Larkin lifted his lion-like head a moment and looked at his opponent.
"Yes, I give up. I'll withdraw from the race if you'll keep my secret."
"I'll make no conditions with you sir; I mean to brand you a felon throughout the length and breadth of this land!"
"Not if you've an ounce of manhood in you," said the Carpetbagger with quiet dignity. "You can't do it when I tell you the truth. Fifteen years ago I was an honoured minister of the gospel in Australia. An enemy of mine in England published against me an infamous slander. I returned to ask reparation. He not only refused to give it but insulted me by a dastardly blow in a public assembly. In a moment of insane rage I returned his blow with one which resulted in his death. Four months later I found myself, a man of culture, refinement and the highest order of social talents, a convict in prison garb serving a sentence for manslaughter. I emerged more dead than alive—it was late in life, but I lifted up my head, sought a new world and began all over again. Once more I've shown my power as a leader of men. It was born in me—a God-given birthright. My hair is white now with the frost of the grave; I'm alone and friendless. Put yourself in my place. It's my last chance. You are twenty years younger. I ask your pity, your sympathy, your friendship. Come, Judge, you too are a soldier of fortune in conquered territory and have your own secrets. Fight me fair."
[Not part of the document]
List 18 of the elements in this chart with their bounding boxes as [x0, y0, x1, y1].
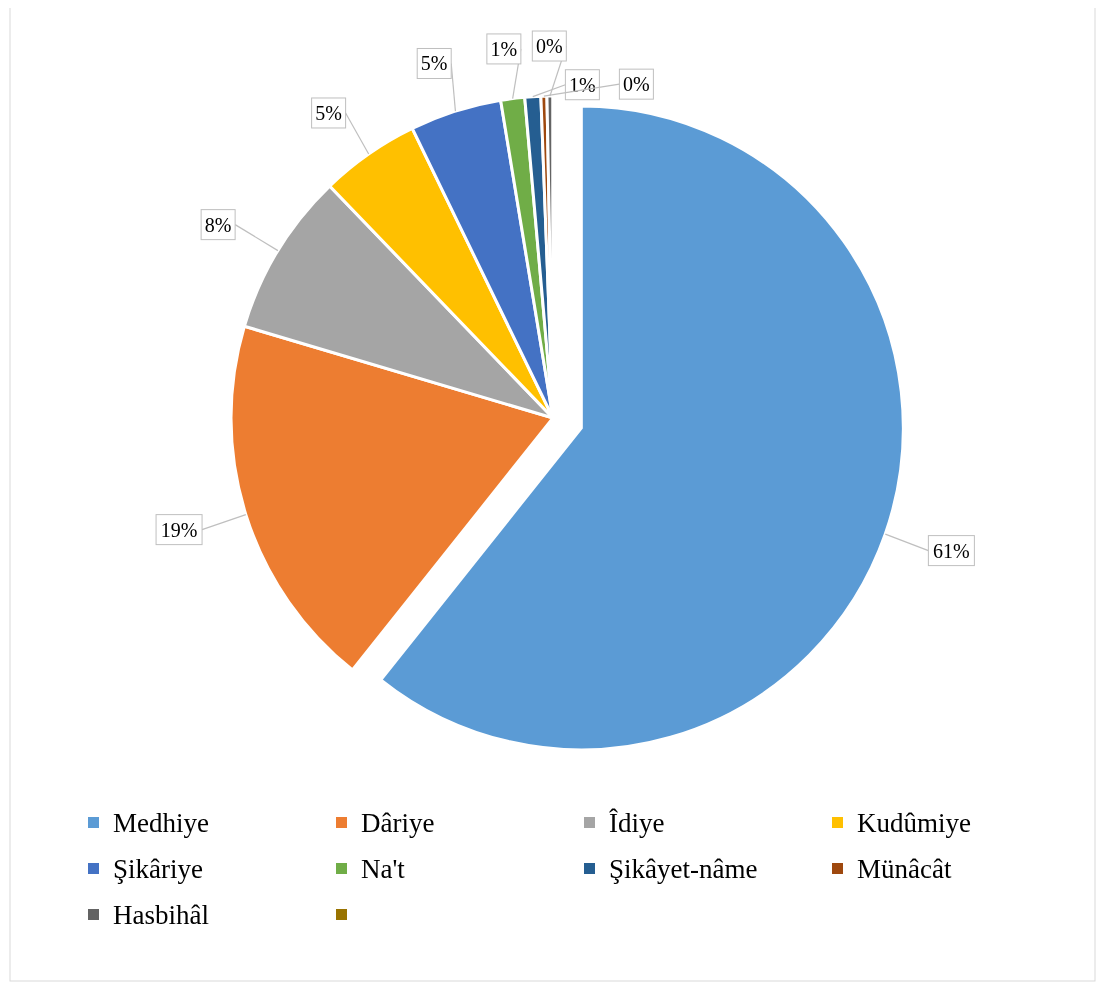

"I'll fight you with every weapon in my power, fair or foul. You're in my way; get out of it," sneered the Judge.
"You contemptible cur!" cried Larkin. "I could strangle you!"
"No doubt," sneered Butler. "If you dared!"
"Take care, you cowardly dog!" leaped the threat from the lips of the Carpetbagger, with a sudden flash of incontrollable rage; and again his massive figure towered over the Judge's slouching form. Butler's shifting eyes blinked in terror as he spluttered:
"I'll keep your secret on one condition!"
"What is it?" snapped Larkin.
"You're a man of genius. Use your talents for me, and we'll be friends."
"You have told no one the facts you have discovered?"
"No. Suggs knows only of the investigation as to your citizenship."
"I accept your terms," was the quiet answer.
The Convention ended in unexpected harmony, electing a solid Butler delegation. Larkin lingered in town for several days and, to the surprise and uneasiness of the Judge, stopped with Uncle Isaac in the little cottage by his gate.